The 116-year-old British company said it sold a record 5,152 cars, compared with 4,107 units in the prior year.
“Worldwide demand last year for our Cullinan SUV has driven this success and is expected to stabilize in 2020,” chief executive officer Torsten Mueller-Oetvoes said in a statement.
The Cullinan was unveiled in 2018.
The BMW-owned brand’s strong numbers serve as a breather at a time when the global automobile industry is still grappling with various challenges amid a broader economic slowdown that dented sales of automakers such as Volkswagen AG and Ford Motor Co.
North America continued to be the biggest contributor with about a third of Rolls-Royce’s total sales, followed by China and Europe.
BENTLEY
British luxury carmaker Bentley returned to profitability, helped by a 5 percent sales increase after a strong performance in Europe and the Americas, the Volkswagen-owned brand said yesterday.
Sales reached 11,006 vehicles, boosted by the new Continental GT Convertible model and a series of derivatives and limited edition models.
“This result secures Bentley’s return to profitability, demonstrates the successful implementation of our turnaround, and sends a clear signal for the potential of Bentley for 2020,” chief executive officer Adrian Hallmark said.
The firm did not disclose its profit figure for the year, but in the first nine months last year, operating profit stood at 65 million euros (US$73 million), according to previously released figures from Volkswagen.
Sales in China fell by just over 12 percent to 1,940 models, which Bentley said was due to the lack of availability of cars as the Continental GT only arrived last month.
ASTON MARTIN
Meanwhile, Aston Martin Lagonda Ltd said that its annual core profit would plummet more than 45 percent from 2018, as weak demand in Europe led to a drop in wholesale volumes.
The 106-year-old firm, famed for being fictional agent James Bond’s brand of choice, in November had highlighted tough trading conditions, particularly in the UK and Europe, and weak demand for its Vantage model.
The company said these conditions had continued through its peak delivery period last month and led to a 7 percent drop in wholesale volumes for the year.

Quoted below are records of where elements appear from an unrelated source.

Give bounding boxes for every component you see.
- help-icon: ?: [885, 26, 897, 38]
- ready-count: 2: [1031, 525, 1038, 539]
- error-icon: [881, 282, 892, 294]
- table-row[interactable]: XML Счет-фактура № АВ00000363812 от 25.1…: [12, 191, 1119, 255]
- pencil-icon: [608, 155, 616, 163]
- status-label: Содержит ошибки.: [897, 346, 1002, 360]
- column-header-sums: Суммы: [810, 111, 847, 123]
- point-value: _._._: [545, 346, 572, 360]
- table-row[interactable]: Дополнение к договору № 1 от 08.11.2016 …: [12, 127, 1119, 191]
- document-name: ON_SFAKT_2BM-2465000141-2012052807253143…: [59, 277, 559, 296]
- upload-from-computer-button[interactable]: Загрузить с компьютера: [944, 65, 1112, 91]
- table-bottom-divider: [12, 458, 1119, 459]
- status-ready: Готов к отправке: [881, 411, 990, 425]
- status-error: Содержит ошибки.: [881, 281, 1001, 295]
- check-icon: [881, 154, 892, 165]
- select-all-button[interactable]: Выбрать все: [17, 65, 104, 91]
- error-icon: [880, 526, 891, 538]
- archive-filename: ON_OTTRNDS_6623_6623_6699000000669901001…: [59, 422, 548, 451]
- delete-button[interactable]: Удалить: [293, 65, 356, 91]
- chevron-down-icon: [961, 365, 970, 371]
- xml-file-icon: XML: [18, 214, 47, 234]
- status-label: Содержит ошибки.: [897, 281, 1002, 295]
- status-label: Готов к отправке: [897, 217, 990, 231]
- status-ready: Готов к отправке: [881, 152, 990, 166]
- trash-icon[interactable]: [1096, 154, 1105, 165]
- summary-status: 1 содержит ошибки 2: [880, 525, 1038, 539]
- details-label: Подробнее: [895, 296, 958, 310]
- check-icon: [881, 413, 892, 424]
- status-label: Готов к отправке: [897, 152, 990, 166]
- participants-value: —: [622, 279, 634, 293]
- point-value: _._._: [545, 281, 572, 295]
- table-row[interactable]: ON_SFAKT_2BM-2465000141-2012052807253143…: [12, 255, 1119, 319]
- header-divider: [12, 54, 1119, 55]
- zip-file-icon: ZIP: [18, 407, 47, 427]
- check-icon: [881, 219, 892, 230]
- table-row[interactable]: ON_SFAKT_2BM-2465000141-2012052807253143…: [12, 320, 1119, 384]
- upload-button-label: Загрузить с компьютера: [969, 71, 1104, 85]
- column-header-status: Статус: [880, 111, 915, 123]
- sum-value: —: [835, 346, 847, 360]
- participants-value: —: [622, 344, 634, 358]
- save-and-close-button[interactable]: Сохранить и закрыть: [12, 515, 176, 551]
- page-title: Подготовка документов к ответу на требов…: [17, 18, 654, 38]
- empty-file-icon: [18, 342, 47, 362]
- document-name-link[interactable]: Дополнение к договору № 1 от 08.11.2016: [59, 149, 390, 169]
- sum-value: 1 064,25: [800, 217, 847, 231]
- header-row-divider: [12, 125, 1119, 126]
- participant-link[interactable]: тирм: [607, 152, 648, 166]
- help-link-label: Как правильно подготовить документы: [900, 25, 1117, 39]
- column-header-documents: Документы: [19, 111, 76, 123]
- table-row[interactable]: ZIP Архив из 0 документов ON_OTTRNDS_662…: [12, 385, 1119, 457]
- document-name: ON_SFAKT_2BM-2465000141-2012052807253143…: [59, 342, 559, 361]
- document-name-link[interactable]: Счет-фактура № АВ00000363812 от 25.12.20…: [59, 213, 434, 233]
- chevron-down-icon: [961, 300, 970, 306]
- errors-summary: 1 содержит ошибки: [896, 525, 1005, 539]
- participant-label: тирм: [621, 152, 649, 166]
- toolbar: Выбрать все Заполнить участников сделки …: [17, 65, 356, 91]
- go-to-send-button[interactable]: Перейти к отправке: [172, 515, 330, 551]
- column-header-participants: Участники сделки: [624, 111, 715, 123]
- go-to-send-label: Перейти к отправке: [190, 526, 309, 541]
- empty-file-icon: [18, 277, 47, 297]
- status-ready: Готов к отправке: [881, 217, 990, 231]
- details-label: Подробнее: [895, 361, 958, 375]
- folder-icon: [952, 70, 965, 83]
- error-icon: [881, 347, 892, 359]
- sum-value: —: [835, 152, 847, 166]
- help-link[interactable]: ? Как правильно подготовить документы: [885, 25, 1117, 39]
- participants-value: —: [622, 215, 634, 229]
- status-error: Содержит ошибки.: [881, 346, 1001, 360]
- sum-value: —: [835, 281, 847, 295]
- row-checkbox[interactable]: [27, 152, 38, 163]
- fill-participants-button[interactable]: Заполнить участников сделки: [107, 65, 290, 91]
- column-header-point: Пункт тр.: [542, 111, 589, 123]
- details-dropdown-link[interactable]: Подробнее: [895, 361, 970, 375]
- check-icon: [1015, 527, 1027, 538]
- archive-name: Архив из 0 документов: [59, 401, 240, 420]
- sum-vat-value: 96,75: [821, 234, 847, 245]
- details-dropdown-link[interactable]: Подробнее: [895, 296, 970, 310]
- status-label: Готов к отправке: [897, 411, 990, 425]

It expects adjusted earnings before interest, tax, depreciation and amortization (EBITDA) of between £30 million and £140 million (US$39.6 million and US$184.66 million), compared with £247.3 million a year earlier.
“From a trading perspective, 2019 has been a very disappointing year,” chief executive officer Andy Palmer said, as the company now expects adjusted EBITDA margin of 12.5 percent to 13.5 percent, down from 22.6 percent in 2018.